Much of the talk at the conference centered on the looming Glass- Steagall reform, and the directions regulators were taking in regard to investment sales by banks.

Of particular concern to some was the role of banks as purveyors of insurance products.

Noise from Capitol Hill suggests that it will be an uphill battle for supporters of proposals now before Congress to allow banks to affiliate themselves with insurance companies.

Robert Kurucza, a partner with the Washington-based law firm of Morrison & Foerster, pointed a finger at the insurance industry, which has been lobbying hard against the proposals.

"Our insurance industry friends are well involved in the debate, and it's still unclear what dynamic we will have once the debate reaches the floor," he said.

Alluding to a recent Supreme Court decision in favor of banks selling annuities, Mr. Kurucza added that the insurance industry is "keenly interested that there be no more incursion on their turf."

Regulators speaking at the conference reiterated concerns about bank employees selling mutual funds, and seemed no closer to a consensus on how these employees should be trained and licensed.

Mr. Kurucza said that the dispute hinders many banks' efforts to become one-stop shopping centers for financial and investment advice.

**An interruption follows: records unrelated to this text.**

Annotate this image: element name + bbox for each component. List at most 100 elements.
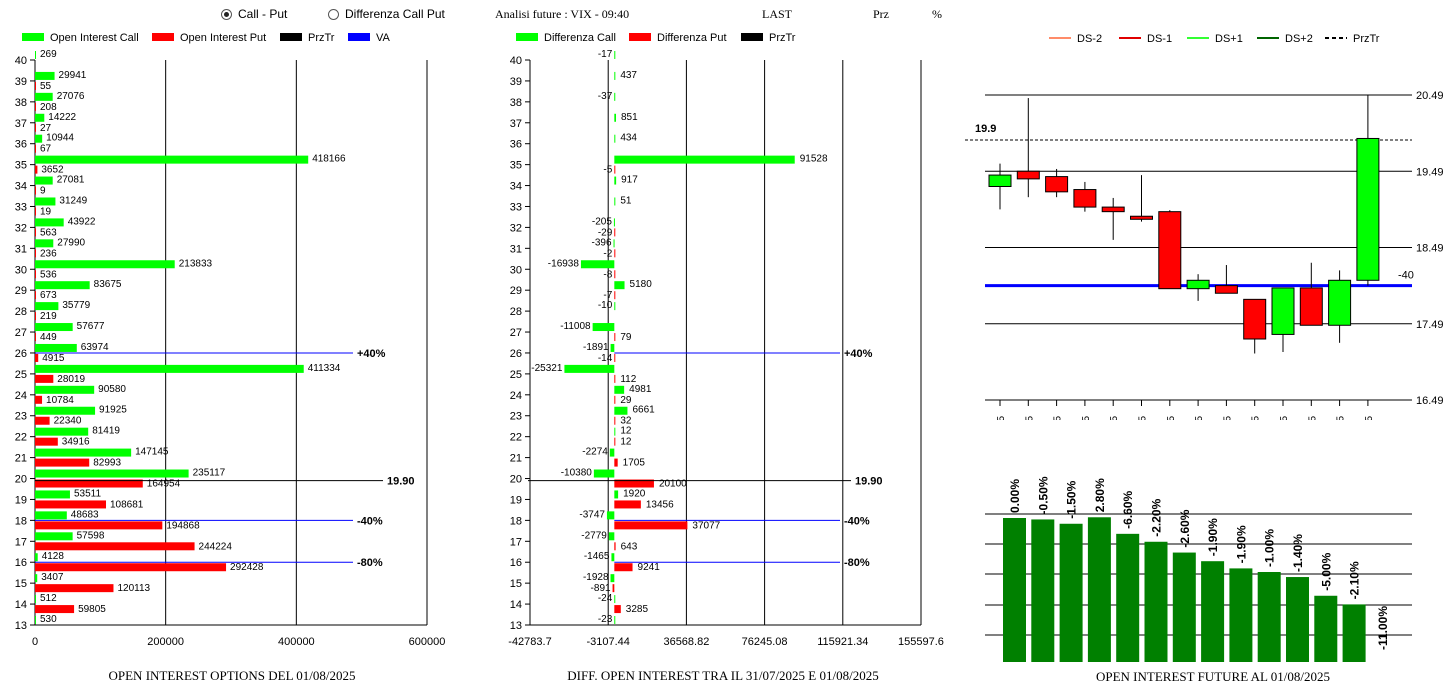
diff-call-bar (593, 469, 615, 478)
diff-call-bar (564, 364, 615, 373)
x-tick-label: 200000 (147, 636, 184, 648)
diff-put-bar (614, 249, 616, 258)
y-tick-label: 36 (510, 139, 522, 151)
diff-put-bar (614, 270, 616, 279)
radio-selected-icon[interactable] (221, 8, 232, 20)
diff-call-value-label: -1891 (583, 342, 609, 353)
y-tick-label: 22 (15, 432, 27, 444)
put-value-label: 673 (40, 290, 57, 301)
future-oi-label: -1.90% (1234, 525, 1248, 563)
va-label: -40 (1398, 270, 1414, 282)
future-oi-label: 0.00% (1008, 479, 1022, 513)
diff-call-value-label: -16938 (548, 258, 580, 269)
radio-unselected-icon[interactable] (328, 8, 339, 20)
put-value-label: 120113 (117, 583, 150, 594)
level-label: 19.90 (387, 476, 415, 488)
radio-call-put-label: Call - Put (238, 7, 288, 21)
put-bar (35, 374, 54, 383)
put-value-label: 236 (40, 248, 57, 259)
put-bar (35, 437, 58, 446)
put-bar (35, 312, 36, 321)
diff-call-bar (614, 406, 628, 415)
legend-label: VA (376, 32, 391, 44)
diff-put-bar (614, 228, 616, 237)
diff-call-bar (613, 239, 615, 248)
diff-put-value-label: 79 (620, 332, 632, 343)
diff-call-value-label: -2779 (581, 530, 607, 541)
candle-body (1158, 211, 1182, 290)
level-label: -40% (357, 515, 383, 527)
call-value-label: 10944 (46, 133, 74, 144)
pct-label: % (932, 7, 942, 21)
put-bar (35, 291, 36, 300)
future-oi-label: -1.50% (1065, 480, 1079, 518)
x-tick-label: 0 (32, 636, 38, 648)
call-bar (35, 343, 77, 352)
diff-call-value-label: 434 (620, 133, 637, 144)
y-tick-label: 18 (15, 515, 27, 527)
diff-call-bar (606, 511, 615, 520)
future-oi-bar (1031, 519, 1055, 662)
y-tick-label: 18 (510, 515, 522, 527)
diff-put-bar (614, 165, 616, 174)
diff-call-value-label: 91528 (800, 154, 828, 165)
future-oi-label: -1.90% (1206, 518, 1220, 556)
future-oi-bar (1172, 552, 1196, 662)
candle-body (1045, 176, 1069, 193)
call-bar (35, 113, 45, 122)
y-tick-label: 30 (510, 264, 522, 276)
diff-call-value-label: -2274 (582, 447, 608, 458)
analysis-title: Analisi future : VIX - 09:40 (495, 7, 630, 21)
diff-call-value-label: 5180 (630, 279, 653, 290)
y-tick-label: 24 (510, 390, 522, 402)
put-value-label: 27 (40, 123, 52, 134)
call-value-label: 81419 (92, 426, 120, 437)
call-value-label: 27081 (57, 175, 85, 186)
y-tick-label: 25 (510, 369, 522, 381)
diff-put-bar (612, 584, 615, 593)
diff-call-value-label: -10 (598, 300, 613, 311)
call-bar (35, 385, 95, 394)
x-tick-label: 23/07/2025 (1166, 416, 1177, 420)
put-bar (35, 395, 43, 404)
call-value-label: 27990 (57, 237, 85, 248)
legend-label: DS-1 (1147, 33, 1172, 45)
call-bar (35, 323, 73, 332)
y-tick-label: 32 (15, 222, 27, 234)
call-value-label: 3407 (41, 572, 64, 583)
x-tick-label: -3107.44 (586, 636, 629, 648)
put-bar (35, 605, 75, 614)
diff-call-value-label: 4981 (629, 384, 652, 395)
diff-put-value-label: -2 (603, 248, 612, 259)
call-value-label: 418166 (312, 154, 346, 165)
y-tick-label: 37 (510, 118, 522, 130)
diff-call-bar (580, 260, 615, 269)
diff-put-bar (614, 521, 688, 530)
call-value-label: 53511 (74, 488, 102, 499)
diff-call-value-label: -24 (598, 593, 613, 604)
radio-diff-call-put[interactable]: Differenza Call Put (328, 7, 445, 21)
put-value-label: 108681 (110, 499, 144, 510)
y-tick-label: 25 (15, 369, 27, 381)
y-tick-label: 35 (510, 160, 522, 172)
prztr-label: 19.9 (975, 123, 996, 135)
diff-call-value-label: -11008 (560, 321, 591, 332)
y-tick-label: 23 (510, 411, 522, 423)
diff-put-value-label: 29 (620, 395, 632, 406)
chart-title: DIFF. OPEN INTEREST TRA IL 31/07/2025 E … (567, 668, 878, 683)
candle-body (1299, 287, 1323, 326)
x-tick-label: 17/07/2025 (1053, 416, 1064, 420)
put-bar (35, 81, 36, 90)
diff-put-value-label: -7 (603, 290, 612, 301)
diff-call-value-label: -37 (598, 91, 613, 102)
put-value-label: 19 (40, 206, 52, 217)
call-bar (35, 406, 96, 415)
candle-body (1271, 287, 1295, 335)
diff-call-bar (614, 281, 625, 290)
y-tick-label: 19 (15, 494, 27, 506)
legend-swatch (516, 33, 538, 41)
legend-label: PrzTr (1353, 33, 1380, 45)
put-value-label: 244224 (199, 541, 233, 552)
radio-call-put[interactable]: Call - Put (221, 7, 287, 21)
y-tick-label: 26 (15, 348, 27, 360)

Even so, many banks are finding it difficult to run mutual funds profitably. At a workshop on proprietary mutual funds, all the buzz was about master-feeder arrangements. These arrangements allow banks, the feeders, to pool their mutual fund assets so they can be run by an outside manager, the master.

The question was, why haven't master-feeder programs - and their trademarked cousins, hub-and-spoke - taken off?

Gregory R. Knopf, managing director for San Francisco-based Union Bank's Stepstone Funds, said it comes down to "ego."

"Most banks that have gotten into this business are reluctant to let go of control of these funds," Mr. Knopf said.

He added that "when banks see that you don't have to manufacture everything you sell, then we'll see this (industry) grow."

But while master-feeder structures are supposed to be a more cost efficient way to do business, many bankers here said the arrangements have yet to live up to that promise.